Center for Pathobiochemistry & Genetics, Institute of Medical Genetics, Medical University of Vienna, Vienna, Austria.
Center for Pathobiochemistry & Genetics, Institute of Medical Chemistry and Pathobiochemistry, Medical University of Vienna, Vienna, Austria.
Aging Cell. 2023 Dec;22(12):e14012. doi: 10.1111/acel.14012. Epub 2023 Oct 16.

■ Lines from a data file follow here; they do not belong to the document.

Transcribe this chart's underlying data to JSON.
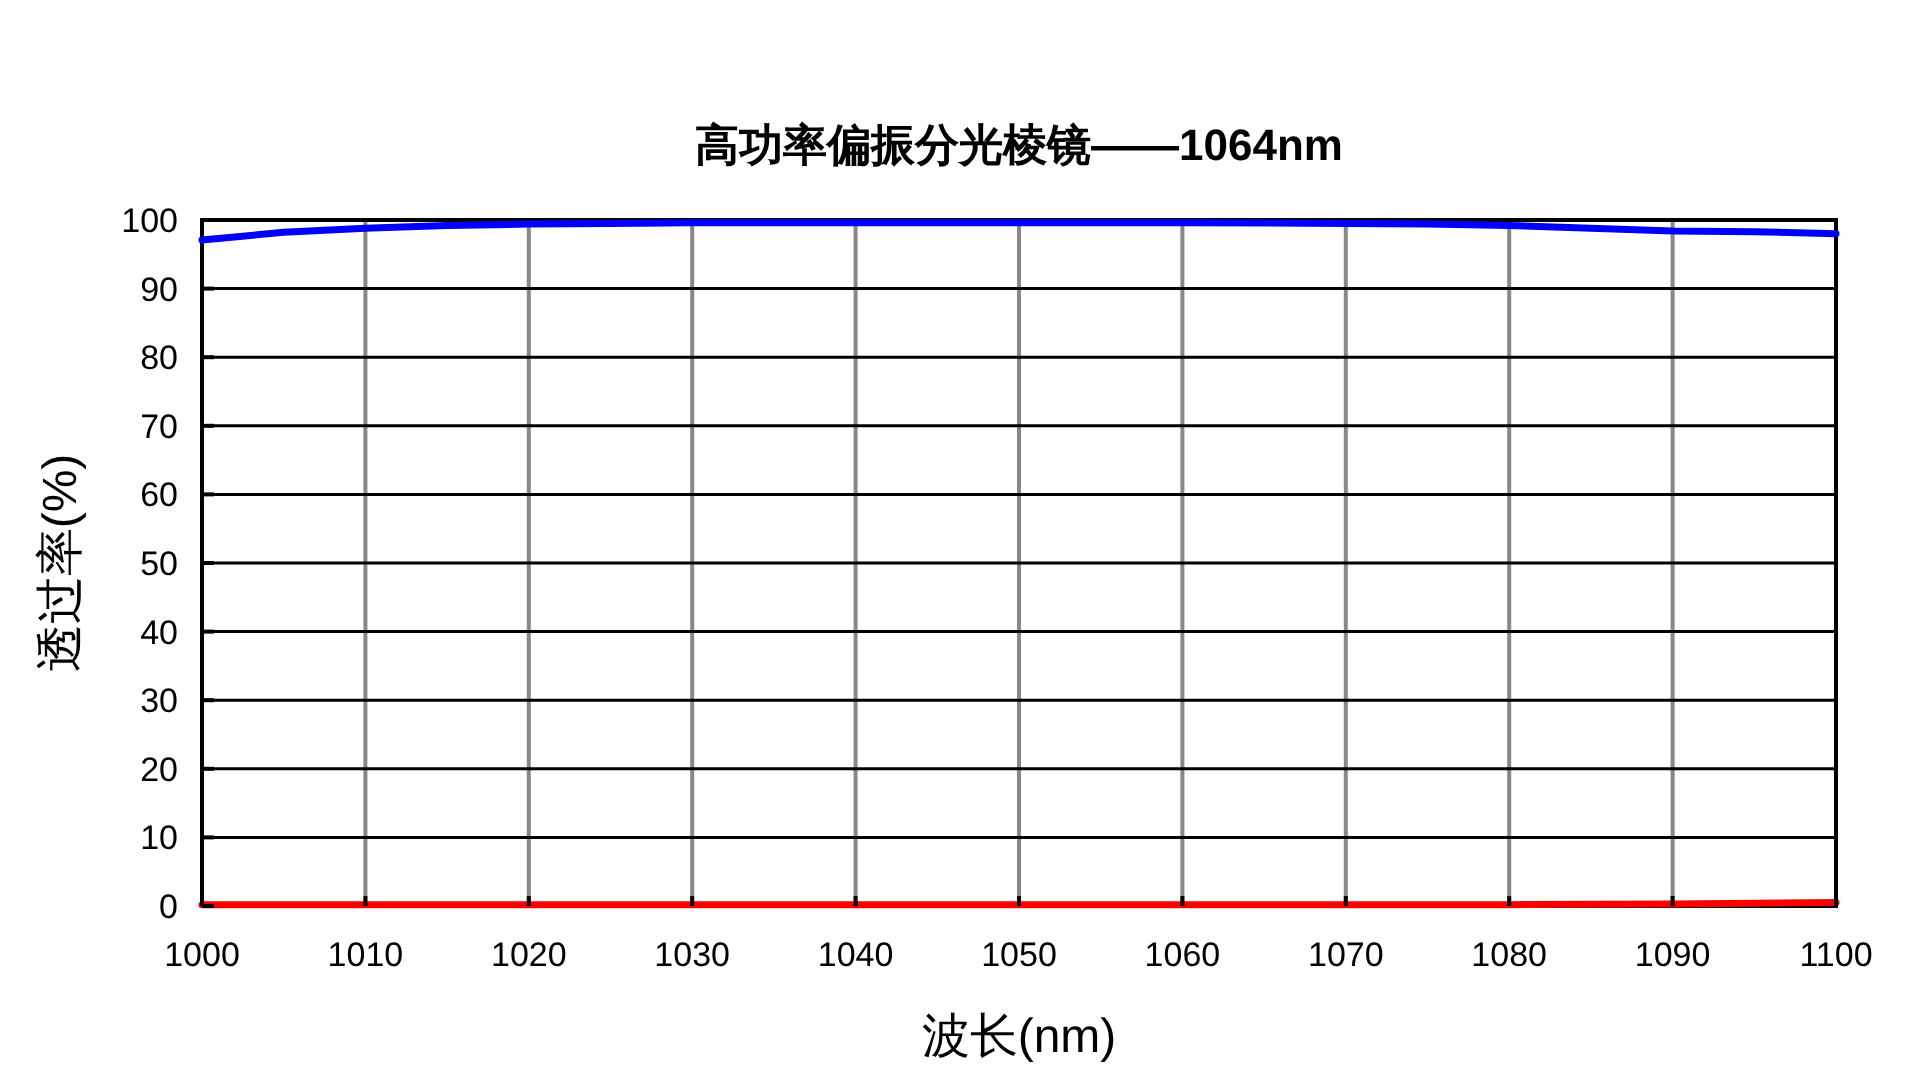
{
  "chart_data": {
    "type": "line",
    "title": "高功率偏振分光棱镜——1064nm",
    "xlabel": "波长(nm)",
    "ylabel": "透过率(%)",
    "xlim": [
      1000,
      1100
    ],
    "xticks": [
      1000,
      1010,
      1020,
      1030,
      1040,
      1050,
      1060,
      1070,
      1080,
      1090,
      1100
    ],
    "ylim": [
      0,
      100
    ],
    "yticks": [
      0,
      10,
      20,
      30,
      40,
      50,
      60,
      70,
      80,
      90,
      100
    ],
    "grid": true,
    "series": [
      {
        "color": "#0000ff",
        "x": [
          1000,
          1005,
          1010,
          1015,
          1020,
          1025,
          1030,
          1040,
          1050,
          1060,
          1070,
          1075,
          1080,
          1085,
          1090,
          1095,
          1100
        ],
        "values": [
          97.1,
          98.2,
          98.8,
          99.2,
          99.4,
          99.5,
          99.6,
          99.6,
          99.6,
          99.6,
          99.5,
          99.4,
          99.2,
          98.8,
          98.4,
          98.3,
          98.0
        ]
      },
      {
        "color": "#ff0000",
        "x": [
          1000,
          1020,
          1040,
          1060,
          1080,
          1090,
          1100
        ],
        "values": [
          0.2,
          0.2,
          0.2,
          0.2,
          0.2,
          0.3,
          0.5
        ]
      }
    ]
  }
}
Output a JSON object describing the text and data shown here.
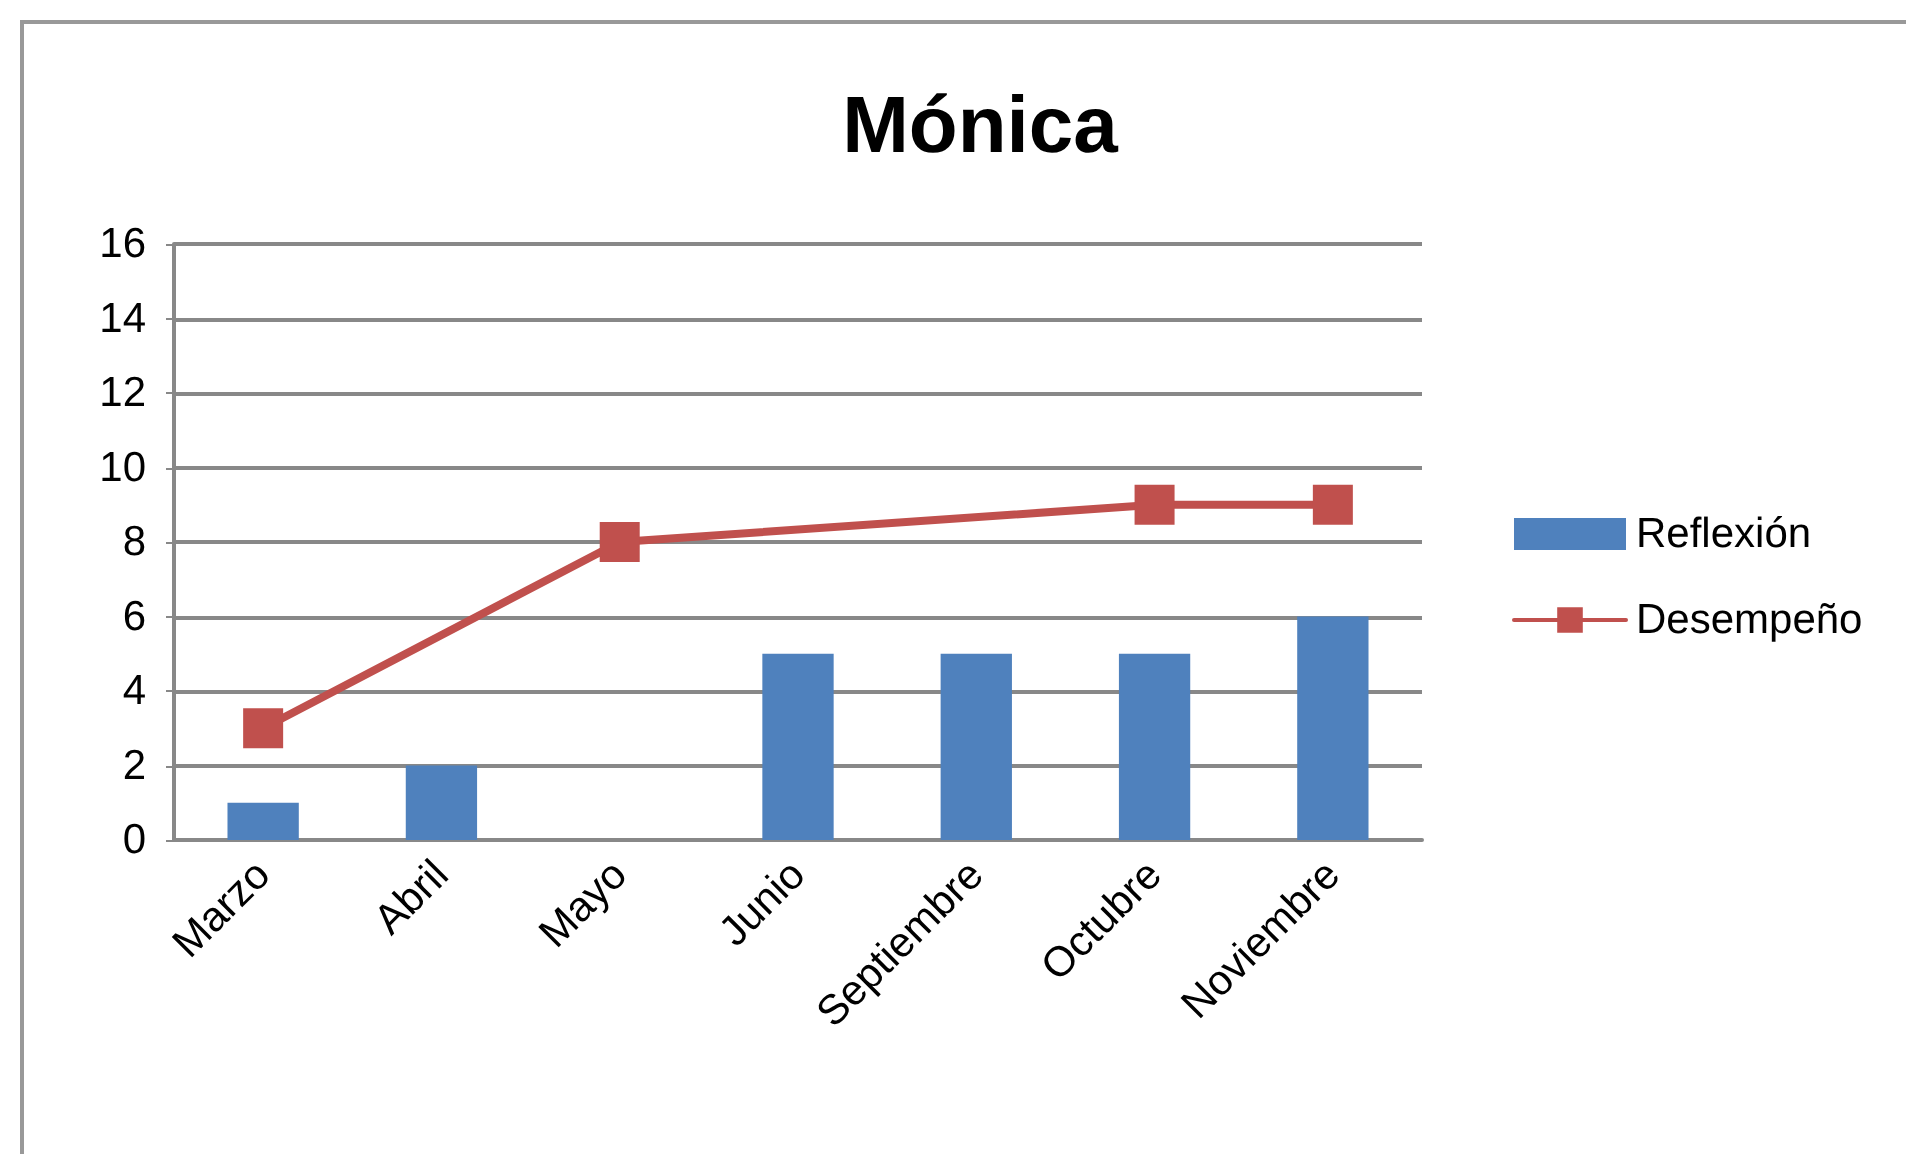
{
  "chart_data": {
    "type": "bar",
    "title": "Mónica",
    "categories": [
      "Marzo",
      "Abril",
      "Mayo",
      "Junio",
      "Septiembre",
      "Octubre",
      "Noviembre"
    ],
    "series": [
      {
        "name": "Reflexión",
        "color": "#4f81bd",
        "values": [
          1,
          2,
          null,
          5,
          5,
          5,
          6
        ]
      },
      {
        "name": "Desempeño",
        "type": "line",
        "color": "#c0504d",
        "values": [
          3,
          null,
          8,
          null,
          null,
          9,
          9
        ]
      }
    ],
    "ylim": [
      0,
      16
    ],
    "yticks": [
      0,
      2,
      4,
      6,
      8,
      10,
      12,
      14,
      16
    ],
    "grid": "y",
    "legend": "right",
    "marker": "square",
    "line_style": "solid"
  }
}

Enlarged or irregularly shaped nuclei are frequently observed in tissue cells undergoing senescence. However, it remained unclear whether this peculiar morphology is a cause or a consequence of senescence and how informative it is in distinguishing between proliferative and senescent cells. Recent research reveals that nuclear morphology can act as a predictive biomarker of senescence, suggesting an active role for the nucleus in driving senescence phenotypes. By employing deep learning algorithms to analyze nuclear morphology, accurate classification of cells as proliferative or senescent is achievable across various cell types and species both in vitro and in vivo. This quantitative imaging-based approach can be employed to establish links between senescence burden and clinical data, aiding in the understanding of age-related diseases, as well as assisting in disease prognosis and treatment response.
在衰老的组织细胞中经常观察到细胞核增大或形状不规则。然而,目前尚不清楚这种特殊的形态是衰老的原因还是结果,以及它在区分增殖细胞和衰老细胞方面有多大的信息量。最近的研究表明,核形态可以作为衰老的预测生物标志物,这表明核在驱动衰老表型方面起着积极的作用。通过使用深度学习算法分析核形态,可以在体外和体内的各种细胞类型和物种中实现对增殖细胞和衰老细胞的准确分类。这种基于定量成像的方法可以用于建立衰老负担与临床数据之间的联系,有助于理解与年龄相关的疾病,并辅助疾病预后和治疗反应的评估。